| CSC 105 | The Digital Age | Spring 2009 |
Although computers are often considered to work very quickly, only some algorithms proceed rapidly; others take much longer. This laboratory exercise provides an intuitive framework for the consideration of algorithm effectiveness, including the amount of time and memory required for an algorithm. When algorithms are applied to successively larger data sets, some algorithms may scale up nicely while others require more time than may be feasible. Also, when several algorithms are available to solve a problem, it is natural to wonder if one solution is better than another. Altogether, we might use many criteria to evaluate such solutions, including:
Accuracy: Of course, any program should produce correct answers. (If we were satisfied with wrong results, it is trivial to produce many such answers very quickly.) However, it may not be immediately clear just how accurate results should be in a specific instance. For example, one algorithm may be simple to program and may run quickly, but it only may be accurate to 5 decimal places. A second algorithm may be more complex and much slower, but may give 15 place accuracy. If 5-place accuracy is adequate for a specific application, the first algorithm is the better choice. However, if 10 or 12 place accuracy is required, the slower algorithm must be used.

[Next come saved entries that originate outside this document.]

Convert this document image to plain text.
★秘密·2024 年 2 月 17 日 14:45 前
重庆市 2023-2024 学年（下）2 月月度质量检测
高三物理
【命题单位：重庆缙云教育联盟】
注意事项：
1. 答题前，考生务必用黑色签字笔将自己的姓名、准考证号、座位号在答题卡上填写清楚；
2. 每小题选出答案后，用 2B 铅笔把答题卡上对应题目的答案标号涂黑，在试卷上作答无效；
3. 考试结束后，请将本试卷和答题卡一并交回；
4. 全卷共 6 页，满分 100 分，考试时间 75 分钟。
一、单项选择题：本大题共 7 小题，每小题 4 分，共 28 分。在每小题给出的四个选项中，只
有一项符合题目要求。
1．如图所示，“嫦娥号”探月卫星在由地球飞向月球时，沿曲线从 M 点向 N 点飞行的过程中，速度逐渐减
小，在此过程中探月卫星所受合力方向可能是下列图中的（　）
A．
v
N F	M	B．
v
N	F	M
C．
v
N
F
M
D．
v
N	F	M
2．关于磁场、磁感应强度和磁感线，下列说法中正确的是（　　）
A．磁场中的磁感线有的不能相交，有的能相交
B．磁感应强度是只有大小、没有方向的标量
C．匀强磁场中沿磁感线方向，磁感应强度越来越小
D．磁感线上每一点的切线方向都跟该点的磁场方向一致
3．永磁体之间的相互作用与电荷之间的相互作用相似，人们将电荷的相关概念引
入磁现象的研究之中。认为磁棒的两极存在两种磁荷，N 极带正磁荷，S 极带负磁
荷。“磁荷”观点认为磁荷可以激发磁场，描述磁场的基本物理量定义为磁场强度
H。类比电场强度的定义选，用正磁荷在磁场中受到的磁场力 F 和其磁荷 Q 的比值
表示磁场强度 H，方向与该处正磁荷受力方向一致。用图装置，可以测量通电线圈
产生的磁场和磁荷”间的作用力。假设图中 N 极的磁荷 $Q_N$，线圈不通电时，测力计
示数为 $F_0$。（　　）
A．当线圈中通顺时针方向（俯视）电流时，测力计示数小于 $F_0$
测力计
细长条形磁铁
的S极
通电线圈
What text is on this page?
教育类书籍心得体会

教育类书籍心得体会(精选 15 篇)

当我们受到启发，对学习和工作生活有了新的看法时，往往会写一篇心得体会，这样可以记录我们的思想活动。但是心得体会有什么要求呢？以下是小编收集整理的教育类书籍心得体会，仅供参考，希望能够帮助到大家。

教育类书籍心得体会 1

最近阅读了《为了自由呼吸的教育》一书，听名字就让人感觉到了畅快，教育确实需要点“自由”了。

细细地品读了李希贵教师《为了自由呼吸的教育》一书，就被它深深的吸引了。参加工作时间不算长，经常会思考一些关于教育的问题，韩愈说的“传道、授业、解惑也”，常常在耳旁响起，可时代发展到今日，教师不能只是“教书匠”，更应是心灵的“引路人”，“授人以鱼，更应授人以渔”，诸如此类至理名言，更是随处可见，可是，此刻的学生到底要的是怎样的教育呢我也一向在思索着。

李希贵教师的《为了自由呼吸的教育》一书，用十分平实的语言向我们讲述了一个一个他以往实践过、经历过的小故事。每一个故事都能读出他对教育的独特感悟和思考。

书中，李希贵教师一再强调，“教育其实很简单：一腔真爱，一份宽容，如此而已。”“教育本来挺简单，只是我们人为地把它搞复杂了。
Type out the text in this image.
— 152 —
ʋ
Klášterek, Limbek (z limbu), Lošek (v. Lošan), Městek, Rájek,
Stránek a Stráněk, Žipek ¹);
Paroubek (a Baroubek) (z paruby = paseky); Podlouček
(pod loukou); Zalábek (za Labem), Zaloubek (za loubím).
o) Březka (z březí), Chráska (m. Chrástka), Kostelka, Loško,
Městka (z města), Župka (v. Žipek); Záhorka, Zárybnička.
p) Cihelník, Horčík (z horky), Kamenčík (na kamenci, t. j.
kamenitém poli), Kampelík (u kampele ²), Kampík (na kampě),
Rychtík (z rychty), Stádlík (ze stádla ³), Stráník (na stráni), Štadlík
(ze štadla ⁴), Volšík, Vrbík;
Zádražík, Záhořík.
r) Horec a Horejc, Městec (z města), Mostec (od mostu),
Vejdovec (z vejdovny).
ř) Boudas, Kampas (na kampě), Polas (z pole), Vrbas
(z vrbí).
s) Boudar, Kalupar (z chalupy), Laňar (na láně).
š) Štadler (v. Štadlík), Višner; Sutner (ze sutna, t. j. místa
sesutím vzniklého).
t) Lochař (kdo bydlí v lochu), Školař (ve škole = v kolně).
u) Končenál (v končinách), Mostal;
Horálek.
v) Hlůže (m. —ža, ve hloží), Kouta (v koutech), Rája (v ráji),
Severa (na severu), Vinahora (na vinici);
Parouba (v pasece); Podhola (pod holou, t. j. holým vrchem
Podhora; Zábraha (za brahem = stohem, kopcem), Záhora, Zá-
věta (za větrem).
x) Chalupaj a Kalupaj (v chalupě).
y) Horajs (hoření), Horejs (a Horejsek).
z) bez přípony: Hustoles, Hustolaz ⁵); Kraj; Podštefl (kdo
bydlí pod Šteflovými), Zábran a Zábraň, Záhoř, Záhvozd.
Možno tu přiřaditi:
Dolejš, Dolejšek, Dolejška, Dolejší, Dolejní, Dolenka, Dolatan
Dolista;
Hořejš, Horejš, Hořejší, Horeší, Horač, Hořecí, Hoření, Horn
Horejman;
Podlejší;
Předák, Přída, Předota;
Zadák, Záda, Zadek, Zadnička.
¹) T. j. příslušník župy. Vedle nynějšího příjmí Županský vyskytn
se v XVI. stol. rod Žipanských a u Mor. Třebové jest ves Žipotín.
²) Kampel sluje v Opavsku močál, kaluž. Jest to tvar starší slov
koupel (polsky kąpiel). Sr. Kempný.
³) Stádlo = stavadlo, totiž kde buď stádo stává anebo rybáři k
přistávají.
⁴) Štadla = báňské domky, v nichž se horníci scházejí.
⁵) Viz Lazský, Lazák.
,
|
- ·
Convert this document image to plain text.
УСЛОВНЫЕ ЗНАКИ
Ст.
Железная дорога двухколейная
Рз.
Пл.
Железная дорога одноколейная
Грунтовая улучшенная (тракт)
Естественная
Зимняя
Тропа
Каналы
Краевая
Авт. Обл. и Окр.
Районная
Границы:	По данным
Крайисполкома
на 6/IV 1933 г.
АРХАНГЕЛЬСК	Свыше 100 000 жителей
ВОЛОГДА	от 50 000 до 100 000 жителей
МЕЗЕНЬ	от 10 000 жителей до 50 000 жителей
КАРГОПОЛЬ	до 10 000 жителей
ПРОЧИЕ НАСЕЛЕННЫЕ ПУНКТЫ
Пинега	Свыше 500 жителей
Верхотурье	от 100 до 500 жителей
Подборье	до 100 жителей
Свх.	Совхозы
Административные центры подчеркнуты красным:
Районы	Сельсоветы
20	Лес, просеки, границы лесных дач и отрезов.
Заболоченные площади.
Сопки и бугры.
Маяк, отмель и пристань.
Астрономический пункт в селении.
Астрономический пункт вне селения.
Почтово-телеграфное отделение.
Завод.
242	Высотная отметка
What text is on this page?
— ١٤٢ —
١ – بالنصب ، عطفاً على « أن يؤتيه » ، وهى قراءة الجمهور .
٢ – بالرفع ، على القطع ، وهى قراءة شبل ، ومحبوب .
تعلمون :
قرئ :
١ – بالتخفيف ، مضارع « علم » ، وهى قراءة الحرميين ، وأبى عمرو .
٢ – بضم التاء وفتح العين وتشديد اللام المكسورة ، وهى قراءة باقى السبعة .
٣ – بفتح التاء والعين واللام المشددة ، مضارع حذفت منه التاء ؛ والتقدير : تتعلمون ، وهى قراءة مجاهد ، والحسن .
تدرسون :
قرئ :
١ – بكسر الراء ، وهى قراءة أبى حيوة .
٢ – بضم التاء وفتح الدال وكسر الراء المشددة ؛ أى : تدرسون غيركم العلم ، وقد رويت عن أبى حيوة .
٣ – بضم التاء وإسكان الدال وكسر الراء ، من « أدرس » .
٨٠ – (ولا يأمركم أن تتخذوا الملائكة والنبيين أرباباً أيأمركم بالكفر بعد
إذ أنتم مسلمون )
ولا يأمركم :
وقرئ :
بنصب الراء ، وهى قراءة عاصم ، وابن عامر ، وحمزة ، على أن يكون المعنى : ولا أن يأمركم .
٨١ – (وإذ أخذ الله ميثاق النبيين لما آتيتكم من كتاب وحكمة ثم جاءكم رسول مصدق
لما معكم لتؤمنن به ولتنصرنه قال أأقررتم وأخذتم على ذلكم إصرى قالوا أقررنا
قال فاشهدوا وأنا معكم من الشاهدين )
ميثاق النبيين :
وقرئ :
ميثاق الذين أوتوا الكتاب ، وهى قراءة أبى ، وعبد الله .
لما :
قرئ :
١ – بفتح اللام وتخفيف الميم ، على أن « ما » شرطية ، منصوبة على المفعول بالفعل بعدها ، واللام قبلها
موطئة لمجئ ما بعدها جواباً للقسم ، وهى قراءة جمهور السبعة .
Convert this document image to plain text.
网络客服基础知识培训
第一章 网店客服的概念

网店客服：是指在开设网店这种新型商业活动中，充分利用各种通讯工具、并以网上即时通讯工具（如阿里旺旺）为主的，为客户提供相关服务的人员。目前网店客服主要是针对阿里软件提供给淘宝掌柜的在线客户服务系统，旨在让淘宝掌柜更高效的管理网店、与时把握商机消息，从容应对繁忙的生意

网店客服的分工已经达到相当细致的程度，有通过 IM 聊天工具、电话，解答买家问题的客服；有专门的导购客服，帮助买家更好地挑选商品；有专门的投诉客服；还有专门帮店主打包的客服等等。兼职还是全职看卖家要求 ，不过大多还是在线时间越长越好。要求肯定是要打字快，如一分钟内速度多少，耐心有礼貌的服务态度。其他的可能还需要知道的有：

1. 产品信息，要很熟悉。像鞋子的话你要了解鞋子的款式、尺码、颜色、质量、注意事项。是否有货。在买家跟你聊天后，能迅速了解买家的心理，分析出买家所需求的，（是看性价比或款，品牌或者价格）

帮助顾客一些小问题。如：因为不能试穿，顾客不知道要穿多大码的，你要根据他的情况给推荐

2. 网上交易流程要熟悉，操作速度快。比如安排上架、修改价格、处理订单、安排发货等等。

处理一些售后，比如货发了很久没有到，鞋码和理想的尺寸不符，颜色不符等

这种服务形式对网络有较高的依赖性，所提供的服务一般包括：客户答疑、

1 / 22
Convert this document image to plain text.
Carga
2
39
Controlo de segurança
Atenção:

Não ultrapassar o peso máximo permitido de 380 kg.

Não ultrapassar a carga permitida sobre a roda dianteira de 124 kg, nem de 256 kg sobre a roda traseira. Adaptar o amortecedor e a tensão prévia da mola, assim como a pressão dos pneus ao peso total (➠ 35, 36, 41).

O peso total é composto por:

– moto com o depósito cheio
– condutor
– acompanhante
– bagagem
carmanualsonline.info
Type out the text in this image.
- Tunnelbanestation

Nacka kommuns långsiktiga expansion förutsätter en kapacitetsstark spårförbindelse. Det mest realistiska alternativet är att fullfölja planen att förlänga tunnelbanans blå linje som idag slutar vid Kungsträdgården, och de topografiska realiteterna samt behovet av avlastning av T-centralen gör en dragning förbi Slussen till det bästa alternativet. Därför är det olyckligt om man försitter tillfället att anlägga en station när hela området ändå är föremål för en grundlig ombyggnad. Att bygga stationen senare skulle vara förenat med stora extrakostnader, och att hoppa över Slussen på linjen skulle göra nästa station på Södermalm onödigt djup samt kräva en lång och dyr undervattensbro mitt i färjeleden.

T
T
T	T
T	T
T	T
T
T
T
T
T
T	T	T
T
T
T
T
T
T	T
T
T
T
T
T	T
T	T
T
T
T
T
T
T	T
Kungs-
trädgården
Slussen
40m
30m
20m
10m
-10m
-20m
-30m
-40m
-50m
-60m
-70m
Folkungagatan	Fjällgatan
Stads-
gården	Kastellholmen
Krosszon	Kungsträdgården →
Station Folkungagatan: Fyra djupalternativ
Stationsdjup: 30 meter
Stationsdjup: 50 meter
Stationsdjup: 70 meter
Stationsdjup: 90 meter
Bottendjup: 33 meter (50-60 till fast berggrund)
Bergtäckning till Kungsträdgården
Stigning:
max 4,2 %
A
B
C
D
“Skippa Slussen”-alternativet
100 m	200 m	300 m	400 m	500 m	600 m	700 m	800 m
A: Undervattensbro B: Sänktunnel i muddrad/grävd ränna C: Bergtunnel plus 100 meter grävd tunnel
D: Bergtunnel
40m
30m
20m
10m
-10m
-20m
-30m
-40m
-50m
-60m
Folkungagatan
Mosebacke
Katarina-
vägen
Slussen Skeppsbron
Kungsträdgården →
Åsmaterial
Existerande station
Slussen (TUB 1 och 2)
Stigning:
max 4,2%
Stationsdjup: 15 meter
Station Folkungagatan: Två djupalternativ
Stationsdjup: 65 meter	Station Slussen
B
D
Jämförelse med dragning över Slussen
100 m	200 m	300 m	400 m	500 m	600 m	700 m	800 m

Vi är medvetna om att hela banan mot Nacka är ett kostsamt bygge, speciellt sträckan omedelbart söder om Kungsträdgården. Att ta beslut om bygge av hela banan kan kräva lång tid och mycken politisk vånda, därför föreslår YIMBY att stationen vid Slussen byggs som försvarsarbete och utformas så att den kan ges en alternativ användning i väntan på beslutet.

Efficiency: Efficiency can be measured in many ways: programmer time, algorithm execution time, memory used, and so on. If a program is to be used once, then programmer time may be a major consideration, and a simple algorithm might be preferred. If a program is to be used many times, however, then it may be worth spending more development time with a complex algorithm, so the procedure will run very quickly.
Use of Memory: One algorithm may require more computer memory in which to execute. If "space" (i.e., memory) is a scarce resource, then the amount of space an algorithm requires should be taken into consideration when comparing algorithms.
Ease of Modification: It is common practice to modify old programs to solve new problems. A very obscure algorithm that is difficult to understand, therefore, is usually less desirable than one which can be easily read and modified.
For this laboratory exercise, we focus on algorithm execution time.
In determining algorithm execution time, we may proceed in several ways:
Each of these approaches has advantages, but each also has drawbacks. Execution times on a specific machine normally depend upon details of the machine and on the specific data used. Timings may vary from data set to data set and from machine to machine, so experiments from one machine and one data set may not be very helpful in general.
For many purposes, it turns out that a high-level analysis provides adequate information to compare algorithms. For the most part, we follow that approach here.
In class, we have discussed both the linear search and the binary search.
Write a brief description (a few sentences) of how a linear search works.
Write a brief description (a few sentences) of how a binary search works. Be sure to include any assumptions the algorithm makes.
In class, we have discussed how efficient each of these algorithms might be. Now we take a more concrete, experimental approach.
We will search for random numbers in a sequence of even integers:
Technically, the structure holding such a collection of data is called an array. With the array data just described, a search should be successful if we are looking for an even, nonnegative integer that is not too large. The search should fail if the desired integer is negative, odd, or too large. In our experiment, we will pick 60 integers as candidates for the search. We pick the first 30 from within the array, to ensure that the search will be successful. Then we then pick the last 30 from the set of odd integers, so that the search will fail. In each case, we will select numbers at random from the given set.
The program searchTest performs both a linear search and a binary search for randomly-selected items, and records the (approximate) number of comparisons performed by each search algorithm.
The mechanics of running these search experiments are as follows:
cd 105
cp ~weinman/courses/CSC105/labs/searchTest .
./searchTest
Note: Do not use commas when entering numbers.
Run searchTest for a several array sizes between 1000 and 50,000.
Use a spreadsheet to record the results from each program run (i.e., for each array size in your experiment). I suggest you make separate tables to record each of the following:
Do double-check your data entry! Typographical errors can add more spice than is intended to your results.
Now use your spreadsheet to plot the data for each of the four tables you just created. (Make a separate graph for each table.) The horizontal axis should indicate the array size, and the vertical axis should indicate the average number of steps required. You should conduct sufficient experiments, so that a fairly consistent pattern emerges.
Recall that, in OpenOffice Calc you can create a graph by selecting Chart... from the Insert menu. You will probably find that an "XY Chart" is appropriate for this type of data. (Its icon has several squares scattered around the graph.) Once you have selected that, you may also find the subtype called "Symbols Only" to be appropriate.
Finally, I suggest that you use the same y-axis scale for each pair of graphs that depict results from the same search algorithm. This will make a visual comparison of the graphs more meaningful. (In OpenOffice Calc, you can set the y-axis scale as follows. Double-click on the chart, then right-click and select "axis" and then "y-axis" from the menu.)
Describe some conclusions you can draw from your experiments. For example, you might compare and contrast the various graphs you have made.